Aprendí mucho más que en tantos años de facultad, aprendí música, a cortar, a coser, a poner los focos, aprendí maquillaje, por supuesto danza, y sobre todo aprendí lo que se trabaja.
Recorrimos España, llegamos hasta Grecia, encontramos público de todas clases, pero siempre, siempre, se resolvió todo en un aplauso.
Las bailarinas pueden parecer diosas desde la platea, pero tal vez en ese mismo momento tienen los dedos de los pies llenos de ampollas y les sale sangre. Suena terrible, aunque para un bailarín no lo es tanto. La gente piensa que la danza es una actividad muy sana y saludable, pero el desgaste físico es enorme. Tienen un nivel de resistencia al dolor muy alto. Están acostumbrados al exceso de trabajo físico, Isadora
 se tuvo que operar cinco veces por problemas de rodillas y tendones, y el tiempo no pasa en balde, para una bailarina es una tragedia multiplicada, porque su instrumento, su cuerpo, envejece con ella, porque los esguinces y las bursitis la van quitando de en medio.
Y una noche, en Madrid, en Ales, con Teresa, la trapecista, a medio "New York New York" tiene el esguince definitivo y se rompe los ligamentos. Comienza el réquiem a su carrera.
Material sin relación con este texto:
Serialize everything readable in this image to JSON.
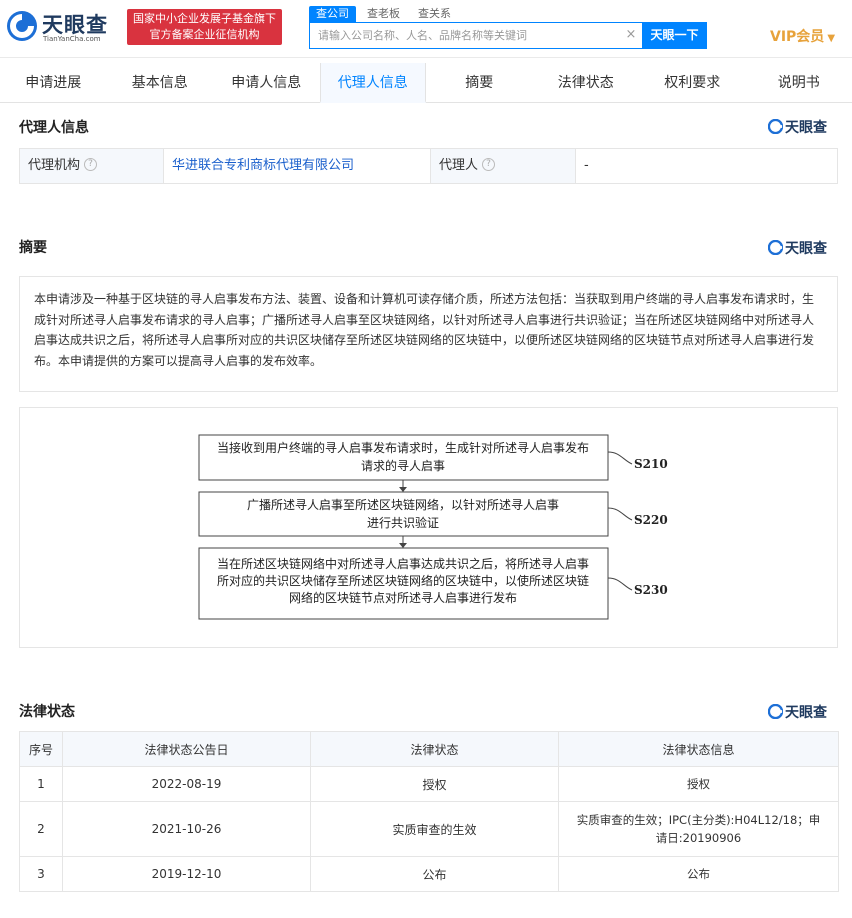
{
  "header": {
    "logo_cn": "天眼查",
    "logo_en": "TianYanCha.com",
    "badge_line1": "国家中小企业发展子基金旗下",
    "badge_line2": "官方备案企业征信机构",
    "search_tabs": [
      "查公司",
      "查老板",
      "查关系"
    ],
    "search_placeholder": "请输入公司名称、人名、品牌名称等关键词",
    "search_button": "天眼一下",
    "vip_label": "VIP会员"
  },
  "nav": {
    "tabs": [
      "申请进展",
      "基本信息",
      "申请人信息",
      "代理人信息",
      "摘要",
      "法律状态",
      "权利要求",
      "说明书"
    ],
    "active": "代理人信息"
  },
  "agent_section": {
    "title": "代理人信息",
    "watermark": "天眼查",
    "agency_label": "代理机构",
    "agency_value": "华进联合专利商标代理有限公司",
    "agent_label": "代理人",
    "agent_value": "-"
  },
  "abstract_section": {
    "title": "摘要",
    "watermark": "天眼查",
    "text": "本申请涉及一种基于区块链的寻人启事发布方法、装置、设备和计算机可读存储介质，所述方法包括：当获取到用户终端的寻人启事发布请求时，生成针对所述寻人启事发布请求的寻人启事；广播所述寻人启事至区块链网络，以针对所述寻人启事进行共识验证；当在所述区块链网络中对所述寻人启事达成共识之后，将所述寻人启事所对应的共识区块储存至所述区块链网络的区块链中，以便所述区块链网络的区块链节点对所述寻人启事进行发布。本申请提供的方案可以提高寻人启事的发布效率。"
  },
  "flowchart": {
    "steps": [
      {
        "line1": "当接收到用户终端的寻人启事发布请求时，生成针对所述寻人启事发布",
        "line2": "请求的寻人启事",
        "line3": "",
        "label": "S210"
      },
      {
        "line1": "广播所述寻人启事至所述区块链网络，以针对所述寻人启事",
        "line2": "进行共识验证",
        "line3": "",
        "label": "S220"
      },
      {
        "line1": "当在所述区块链网络中对所述寻人启事达成共识之后，将所述寻人启事",
        "line2": "所对应的共识区块储存至所述区块链网络的区块链中，以使所述区块链",
        "line3": "网络的区块链节点对所述寻人启事进行发布",
        "label": "S230"
      }
    ]
  },
  "legal_section": {
    "title": "法律状态",
    "watermark": "天眼查",
    "columns": [
      "序号",
      "法律状态公告日",
      "法律状态",
      "法律状态信息"
    ],
    "rows": [
      {
        "no": "1",
        "date": "2022-08-19",
        "status": "授权",
        "info_line1": "授权",
        "info_line2": ""
      },
      {
        "no": "2",
        "date": "2021-10-26",
        "status": "实质审查的生效",
        "info_line1": "实质审查的生效；IPC(主分类):H04L12/18；申",
        "info_line2": "请日:20190906"
      },
      {
        "no": "3",
        "date": "2019-12-10",
        "status": "公布",
        "info_line1": "公布",
        "info_line2": ""
      }
    ]
  },
  "colors": {
    "brand_blue": "#0084ff",
    "badge_red": "#d9333f",
    "vip_gold": "#e7a23b",
    "link_blue": "#1a5fcc"
  }
}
Intenté ayudarla, la quería, la quiero, sin embargo ella no pudo sino ahogar su frustración en güisqui, era tan fácil, que me di cuenta cuando ya era un problema, cuando vi como temblaba recién levantada hasta su primera copa, cuando nuestra liberalidad que siempre habíamos exhibido con orgullo y con elegancia se me hacía incómoda, cuando sus maneras enfurecieron por la borrachera. Un viernes desapareció, no vino hasta el lunes, derrotada, ni una llamada, nada, los dos muy serios.

- Mira Isadora, ya no te lo digo más, no me gusta prolongar las agonías, tienes un problema, lo hemos hablado mil veces, yo respeto tus cosas, pero te estás matando, no me gusta dramatizar, pero no sé nada de tí desde el viernes, así no puedo más, me voy a marchar.
- Te vas a marchar.
- Sí, o te tomas en serio lo de dejar de beber o me voy con mi vida, de otro modo te destruirás tú y me destruirás a mí. Reacciona.
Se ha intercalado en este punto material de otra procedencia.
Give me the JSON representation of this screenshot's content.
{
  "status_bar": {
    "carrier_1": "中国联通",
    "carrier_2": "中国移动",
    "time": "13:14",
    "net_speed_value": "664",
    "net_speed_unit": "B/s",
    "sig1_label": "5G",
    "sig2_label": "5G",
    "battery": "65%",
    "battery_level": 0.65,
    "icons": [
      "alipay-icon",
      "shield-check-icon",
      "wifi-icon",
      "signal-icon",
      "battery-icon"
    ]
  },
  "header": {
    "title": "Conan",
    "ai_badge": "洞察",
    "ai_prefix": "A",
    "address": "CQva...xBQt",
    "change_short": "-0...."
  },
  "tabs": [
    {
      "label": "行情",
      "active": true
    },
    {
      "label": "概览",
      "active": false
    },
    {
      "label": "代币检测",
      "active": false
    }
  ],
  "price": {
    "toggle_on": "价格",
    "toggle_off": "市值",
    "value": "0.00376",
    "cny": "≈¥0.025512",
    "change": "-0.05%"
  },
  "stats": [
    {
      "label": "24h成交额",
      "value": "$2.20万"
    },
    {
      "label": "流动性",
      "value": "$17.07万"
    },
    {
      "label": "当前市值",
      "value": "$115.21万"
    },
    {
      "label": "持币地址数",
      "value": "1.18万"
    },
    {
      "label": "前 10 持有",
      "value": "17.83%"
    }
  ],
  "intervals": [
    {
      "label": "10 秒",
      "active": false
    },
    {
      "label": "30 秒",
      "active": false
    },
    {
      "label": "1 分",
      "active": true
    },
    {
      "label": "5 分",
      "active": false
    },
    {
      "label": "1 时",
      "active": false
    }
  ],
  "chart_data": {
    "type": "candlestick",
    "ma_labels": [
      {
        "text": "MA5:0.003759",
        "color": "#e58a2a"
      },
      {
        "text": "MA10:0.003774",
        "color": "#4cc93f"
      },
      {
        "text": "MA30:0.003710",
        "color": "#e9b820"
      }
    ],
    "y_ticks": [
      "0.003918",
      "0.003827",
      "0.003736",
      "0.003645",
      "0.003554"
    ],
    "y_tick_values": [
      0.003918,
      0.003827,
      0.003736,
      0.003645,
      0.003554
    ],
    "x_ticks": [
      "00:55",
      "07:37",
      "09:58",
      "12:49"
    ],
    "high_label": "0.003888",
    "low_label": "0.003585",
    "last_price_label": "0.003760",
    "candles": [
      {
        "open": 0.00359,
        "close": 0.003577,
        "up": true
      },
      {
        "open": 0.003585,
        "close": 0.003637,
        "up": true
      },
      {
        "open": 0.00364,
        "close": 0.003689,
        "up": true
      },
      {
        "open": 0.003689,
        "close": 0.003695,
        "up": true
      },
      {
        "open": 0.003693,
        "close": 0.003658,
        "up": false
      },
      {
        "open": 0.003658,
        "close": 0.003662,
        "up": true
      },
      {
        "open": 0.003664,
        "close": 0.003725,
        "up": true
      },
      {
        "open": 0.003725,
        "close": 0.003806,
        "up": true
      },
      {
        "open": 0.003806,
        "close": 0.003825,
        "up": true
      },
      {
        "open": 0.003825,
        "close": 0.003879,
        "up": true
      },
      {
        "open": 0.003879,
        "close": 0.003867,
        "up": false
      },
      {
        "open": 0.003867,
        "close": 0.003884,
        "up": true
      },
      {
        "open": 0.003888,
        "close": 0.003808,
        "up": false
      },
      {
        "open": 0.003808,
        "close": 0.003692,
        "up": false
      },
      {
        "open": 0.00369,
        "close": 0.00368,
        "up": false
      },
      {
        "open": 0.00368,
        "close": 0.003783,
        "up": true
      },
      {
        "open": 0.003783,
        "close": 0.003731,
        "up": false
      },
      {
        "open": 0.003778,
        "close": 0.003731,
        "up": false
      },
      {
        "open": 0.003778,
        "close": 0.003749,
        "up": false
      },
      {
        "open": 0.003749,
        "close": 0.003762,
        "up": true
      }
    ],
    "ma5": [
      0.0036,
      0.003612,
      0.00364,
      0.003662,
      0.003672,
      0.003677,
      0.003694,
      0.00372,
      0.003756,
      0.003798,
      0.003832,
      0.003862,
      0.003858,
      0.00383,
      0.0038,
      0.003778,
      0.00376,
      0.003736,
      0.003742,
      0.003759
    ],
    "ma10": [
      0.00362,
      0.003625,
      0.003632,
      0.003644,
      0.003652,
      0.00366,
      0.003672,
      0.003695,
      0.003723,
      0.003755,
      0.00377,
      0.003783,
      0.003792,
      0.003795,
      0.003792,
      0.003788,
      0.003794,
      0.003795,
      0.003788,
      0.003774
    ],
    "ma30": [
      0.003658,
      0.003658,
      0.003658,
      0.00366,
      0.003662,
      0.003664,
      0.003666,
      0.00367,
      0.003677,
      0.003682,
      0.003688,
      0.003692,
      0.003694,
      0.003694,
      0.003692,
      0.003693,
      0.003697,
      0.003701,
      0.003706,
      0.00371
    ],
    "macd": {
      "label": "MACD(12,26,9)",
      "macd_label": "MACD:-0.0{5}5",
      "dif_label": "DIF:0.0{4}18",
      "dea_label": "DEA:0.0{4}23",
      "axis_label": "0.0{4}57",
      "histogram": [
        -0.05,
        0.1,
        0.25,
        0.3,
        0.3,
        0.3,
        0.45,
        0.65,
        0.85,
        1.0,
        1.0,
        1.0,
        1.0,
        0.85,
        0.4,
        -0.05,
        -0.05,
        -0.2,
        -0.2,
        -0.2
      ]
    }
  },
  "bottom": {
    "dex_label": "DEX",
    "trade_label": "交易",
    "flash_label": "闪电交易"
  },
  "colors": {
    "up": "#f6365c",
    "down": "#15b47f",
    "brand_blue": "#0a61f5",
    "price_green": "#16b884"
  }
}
Me levanto por la mañana, ¿y mis zapatos?, no encuentro mis zapatos, voy al armario, ninguno, estoy alucinando, ¿Oye has visto mis zapatos? No hay ninguno de mis zapatos. Ella, con una tajada como un piano me mira, sonríe con la boca torcida, desde el sofá. - He hecho una montaña, los he cogido y he hecho una montaña, con todos, una montaña de zapatos, así no te irás, no te irás sin zapatos.
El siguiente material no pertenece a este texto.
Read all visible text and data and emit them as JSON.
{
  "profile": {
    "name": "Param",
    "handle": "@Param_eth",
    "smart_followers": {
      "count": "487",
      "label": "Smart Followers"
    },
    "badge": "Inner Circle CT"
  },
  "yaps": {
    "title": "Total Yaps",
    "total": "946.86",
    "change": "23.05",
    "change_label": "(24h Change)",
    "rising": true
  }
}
Ha pasado mucho tiempo, nunca más volvimos a abrazarnos, cada cual toreamos nuestro camino y nunca perdimos el contacto, transformamos nuestra historia en una amistad incómoda pero sincera, ambos tenemos la incuestionable seguridad de que lo que vivimos nos pertenece.
Estamos para siempre impregnados de purpurina de cristal, parecerá increíble, pero aún hoy, al revolver un cajón o un bolso, algo de glitter me guiña y la vuelve a traer a mi vida en un destello.